Vowing to bring the controversial product to the U.S. market by other means, Hackensack, N.J.-based ReGen called the FDA’s offer of a final hearing “futile.” In an unusually long news release, ReGen Biologics Chairman and CEO Gerald E. Bisbee Jr. said the company “believes that…any [such] hearing…would be a costly and futile exercise…ReGen has no interest in continuing to be a pawn in bureaucratic infighting aimed at reforming the FDA’s 510(k) review process.”


“The safety and effectiveness issues surrounding the clearance of our device were settled years ago, at a Nov. 14, 2008, advisory panel meeting,” Bisbee noted. “The independent experts on that panel were completely in Menaflex’s favor. The only issues that require remediation are the blatantly arbitrary and unfair processes of the FDA, and those aren’t on the table in a Part 16 review. Enough is enough.”

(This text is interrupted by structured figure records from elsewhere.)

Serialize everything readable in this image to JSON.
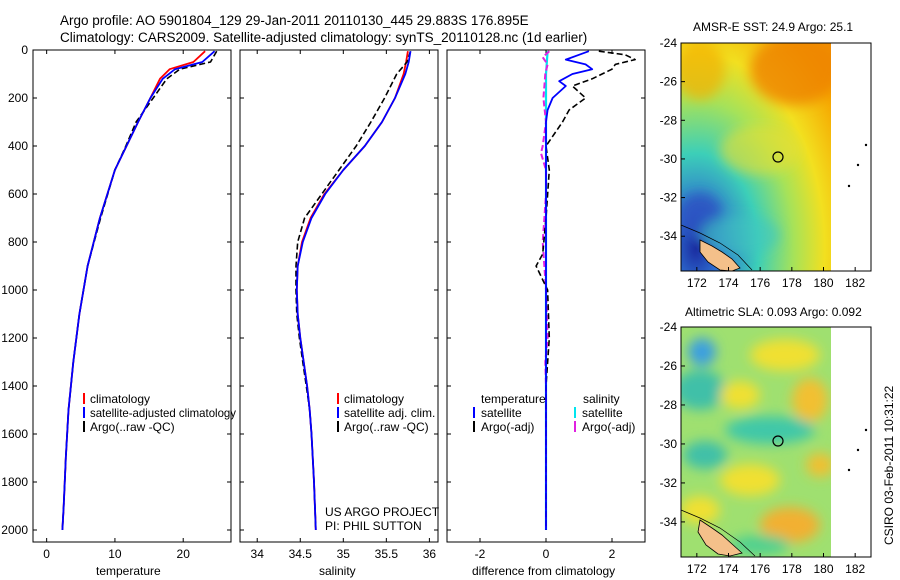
{
  "header": {
    "line1": "Argo profile: AO 5901804_129 29-Jan-2011 20110130_445 29.883S 176.895E",
    "line2": "Climatology: CARS2009. Satellite-adjusted climatology: synTS_20110128.nc (1d earlier)"
  },
  "footer": {
    "project": "US ARGO PROJECT",
    "pi": "PI: PHIL SUTTON",
    "stamp": "CSIRO 03-Feb-2011 10:31:22"
  },
  "colors": {
    "climatology": "#ff0000",
    "satellite": "#0000ff",
    "argo": "#000000",
    "temp_diff_sat": "#0000ff",
    "sal_diff_sat": "#00e5ee",
    "sal_diff_argo": "#e020e0"
  },
  "chart_data": [
    {
      "type": "line",
      "title": "",
      "xlabel": "temperature",
      "ylabel": "",
      "xlim": [
        -2,
        27
      ],
      "ylim": [
        2050,
        0
      ],
      "xticks": [
        "0",
        "10",
        "20"
      ],
      "yticks": [
        "0",
        "200",
        "400",
        "600",
        "800",
        "1000",
        "1200",
        "1400",
        "1600",
        "1800",
        "2000"
      ],
      "legend": [
        "climatology",
        "satellite-adjusted climatology",
        "Argo(..raw -QC)"
      ],
      "depth": [
        5,
        50,
        80,
        120,
        200,
        300,
        400,
        500,
        700,
        900,
        1100,
        1300,
        1500,
        1700,
        1900,
        2000
      ],
      "series": [
        {
          "name": "climatology",
          "values": [
            23.2,
            21.5,
            18.0,
            16.6,
            15.2,
            13.4,
            11.7,
            10.0,
            7.8,
            6.0,
            4.8,
            3.9,
            3.2,
            2.8,
            2.5,
            2.3
          ]
        },
        {
          "name": "satellite-adjusted climatology",
          "values": [
            24.6,
            22.8,
            18.8,
            17.0,
            15.2,
            13.4,
            11.7,
            10.0,
            7.8,
            6.0,
            4.8,
            3.9,
            3.2,
            2.8,
            2.5,
            2.3
          ]
        },
        {
          "name": "Argo(..raw -QC)",
          "values": [
            24.9,
            24.0,
            19.5,
            17.6,
            15.6,
            13.1,
            11.6,
            10.0,
            7.9,
            6.0,
            4.8,
            3.9,
            3.2,
            2.8,
            2.5,
            2.3
          ]
        }
      ]
    },
    {
      "type": "line",
      "title": "",
      "xlabel": "salinity",
      "ylabel": "",
      "xlim": [
        33.8,
        36.1
      ],
      "ylim": [
        2050,
        0
      ],
      "xticks": [
        "34",
        "34.5",
        "35",
        "35.5",
        "36"
      ],
      "legend": [
        "climatology",
        "satellite adj. clim.",
        "Argo(..raw -QC)"
      ],
      "depth": [
        5,
        50,
        100,
        200,
        300,
        400,
        500,
        600,
        700,
        800,
        900,
        1000,
        1100,
        1200,
        1300,
        1400,
        1500,
        1600,
        1800,
        2000
      ],
      "series": [
        {
          "name": "climatology",
          "values": [
            35.75,
            35.73,
            35.7,
            35.6,
            35.45,
            35.25,
            35.0,
            34.78,
            34.62,
            34.52,
            34.47,
            34.46,
            34.47,
            34.5,
            34.54,
            34.58,
            34.61,
            34.63,
            34.66,
            34.68
          ]
        },
        {
          "name": "satellite adj. clim.",
          "values": [
            35.78,
            35.76,
            35.72,
            35.6,
            35.45,
            35.25,
            35.0,
            34.79,
            34.63,
            34.53,
            34.47,
            34.46,
            34.47,
            34.5,
            34.54,
            34.58,
            34.61,
            34.63,
            34.66,
            34.68
          ]
        },
        {
          "name": "Argo(..raw -QC)",
          "values": [
            35.78,
            35.74,
            35.62,
            35.48,
            35.32,
            35.15,
            34.95,
            34.75,
            34.55,
            34.47,
            34.45,
            34.45,
            34.46,
            34.49,
            34.53,
            34.57,
            34.61,
            34.63,
            34.66,
            34.68
          ]
        }
      ]
    },
    {
      "type": "line",
      "title": "",
      "xlabel": "difference from climatology",
      "ylabel": "",
      "xlim": [
        -3,
        3
      ],
      "ylim": [
        2050,
        0
      ],
      "xticks": [
        "-2",
        "0",
        "2"
      ],
      "legend": {
        "temperature_header": "temperature",
        "salinity_header": "salinity",
        "temp_satellite": "satellite",
        "temp_argo": "Argo(-adj)",
        "sal_satellite": "satellite",
        "sal_argo": "Argo(-adj)"
      },
      "series": [
        {
          "name": "temperature satellite",
          "depth": [
            5,
            20,
            40,
            60,
            80,
            100,
            130,
            150,
            200,
            250,
            300,
            500,
            800,
            1000,
            1400,
            1800,
            2000
          ],
          "values": [
            1.3,
            1.0,
            0.6,
            1.2,
            1.4,
            0.8,
            0.4,
            0.6,
            0.2,
            0.05,
            0.0,
            0.0,
            0.0,
            0.0,
            0.0,
            0.0,
            0.0
          ]
        },
        {
          "name": "temperature Argo(-adj)",
          "depth": [
            5,
            20,
            40,
            60,
            80,
            120,
            150,
            200,
            250,
            300,
            400,
            500,
            700,
            850,
            900,
            1000,
            1200,
            1400,
            1600,
            2000
          ],
          "values": [
            1.6,
            2.4,
            2.7,
            2.1,
            2.0,
            1.4,
            0.8,
            1.2,
            0.7,
            0.5,
            0.0,
            0.1,
            0.0,
            -0.1,
            -0.3,
            0.05,
            0.1,
            0.0,
            0.0,
            0.0
          ]
        },
        {
          "name": "salinity satellite",
          "depth": [
            5,
            100,
            300,
            500,
            800,
            1000,
            1400,
            2000
          ],
          "values": [
            0.05,
            0.0,
            0.0,
            0.0,
            0.0,
            0.0,
            0.0,
            0.0
          ]
        },
        {
          "name": "salinity Argo(-adj)",
          "depth": [
            5,
            30,
            60,
            100,
            150,
            200,
            300,
            400,
            430,
            500,
            600,
            700,
            800,
            1000,
            1200,
            1300,
            1400,
            2000
          ],
          "values": [
            0.1,
            -0.1,
            0.05,
            -0.02,
            -0.05,
            -0.08,
            0.0,
            -0.1,
            -0.15,
            0.0,
            0.0,
            -0.05,
            -0.1,
            0.0,
            0.05,
            -0.02,
            0.0,
            0.0
          ]
        }
      ]
    }
  ],
  "maps": [
    {
      "title": "AMSR-E SST: 24.9 Argo: 25.1",
      "xticks": [
        "172",
        "174",
        "176",
        "178",
        "180",
        "182"
      ],
      "yticks": [
        "-24",
        "-26",
        "-28",
        "-30",
        "-32",
        "-34"
      ]
    },
    {
      "title": "Altimetric SLA: 0.093 Argo: 0.092",
      "xticks": [
        "172",
        "174",
        "176",
        "178",
        "180",
        "182"
      ],
      "yticks": [
        "-24",
        "-26",
        "-28",
        "-30",
        "-32",
        "-34"
      ]
    }
  ]
}
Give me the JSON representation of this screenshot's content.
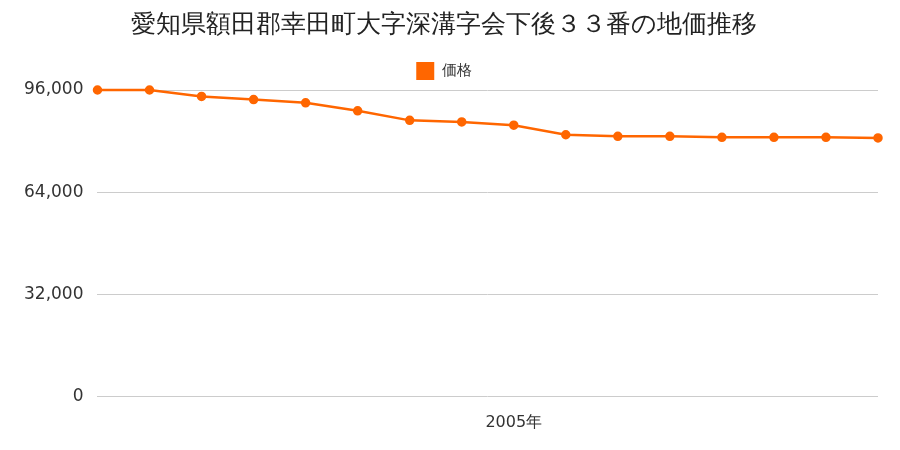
{
  "chart_data": {
    "type": "line",
    "title": "愛知県額田郡幸田町大字深溝字会下後３３番の地価推移",
    "categories": [
      null,
      null,
      null,
      null,
      null,
      null,
      null,
      null,
      "2005年",
      null,
      null,
      null,
      null,
      null,
      null,
      null
    ],
    "series": [
      {
        "name": "価格",
        "color": "#ff6600",
        "values": [
          96000,
          96000,
          94000,
          93000,
          92000,
          89500,
          86500,
          86000,
          85000,
          82000,
          81500,
          81500,
          81200,
          81200,
          81200,
          81000
        ]
      }
    ],
    "ylim": [
      0,
      96000
    ],
    "yticks": [
      0,
      {
        "value": 32000,
        "label": "32,000"
      },
      {
        "value": 64000,
        "label": "64,000"
      },
      {
        "value": 96000,
        "label": "96,000"
      }
    ],
    "grid": true,
    "legend": "top",
    "marker": "circle"
  }
}
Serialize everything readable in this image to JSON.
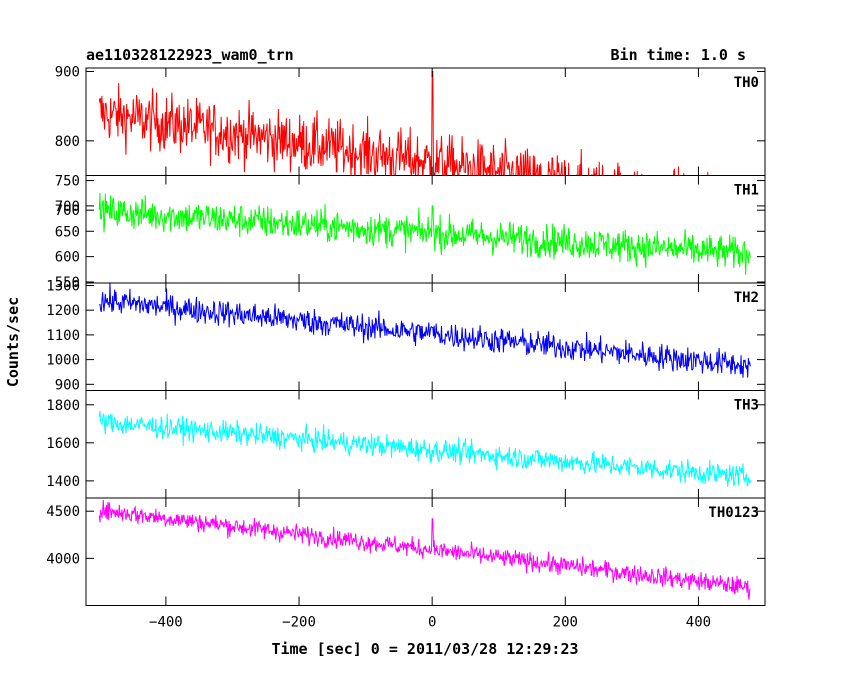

Last fall, the FDA decided to rescind the 510(k) clearance it granted ReGen in 2008 for its Menaflex Collagen Scaffold, an absorbable mesh implant designed to encourage the re-growth of damaged knee cartilage. As a result, ReGen must keep the device off the market until it can prove its safety and effectiveness to the FDA’s satisfaction. The FDA told the company that it wants to discuss the “appropriate marketing pathway for the device” as well as the kind of data needed to provide a “reasonable assurance of safety and effectiveness.”


Menaflex won FDA approval through the agency’s 510(k) premarket notification, a process in which a manufacturer needs only to show that its product substantially is the same as a “predicate” drug or device already approved by the FDA—and therefore is as safe and effective. The decision, however, soon came under fire by members of Congress who questioned whether the agency had properly followed its procedures and succumbed to undue pressure from the manufacturer. In September 2009, the FDA agreed to reevaluate its decision.


“There were in fact numerous departures from the review process,” Jeffrey Shuren, M.D., director of the FDA’s Center for Devices and Radiological Health, said about the CDRH’s 2008 decision. “There is no adequate information in the record establishing why the device was approved.”


After reevaluating its decision, the FDA said it concluded that Menaflex was “technologically dissimilar” from other surgical-mesh devices the agency had approved, and it embodied differences that could affect its safety and effectiveness. Unlike predecessor products that repair or reinforce damaged tissue, for example, Menaflex helped the human body grow new meniscal tissue.


“Because of these differences, the Menaflex device should not have been cleared by the agency,” the FDA said in a news release.


The FDA’s about-face infuriated Bisbee, who called the move “totally unbelievable.” He blamed the agency’s change of heart on politics.


“The agency’s clearance of Menaflex has become a political football and the FDA is not playing by the rules,” Bisbee said in a statement last October following the FDA’s decision.
“Regen has invested 58 months and more than $30 million to meet (the center’s) requirements only to have the agency reverse decisions made by previous officials by stating that they were in error with no substantial evidence that is true.”


In his 18-page letter to the FDA (dated March 21), Bisbee accuses the FDA of failing “repeatedly to provide ReGen with a fair and impartial review process related to the review of Menaflex. ReGen therefore has no reason to believe that the FDA will conduct a … hearing in an unbiased and impartial manner.”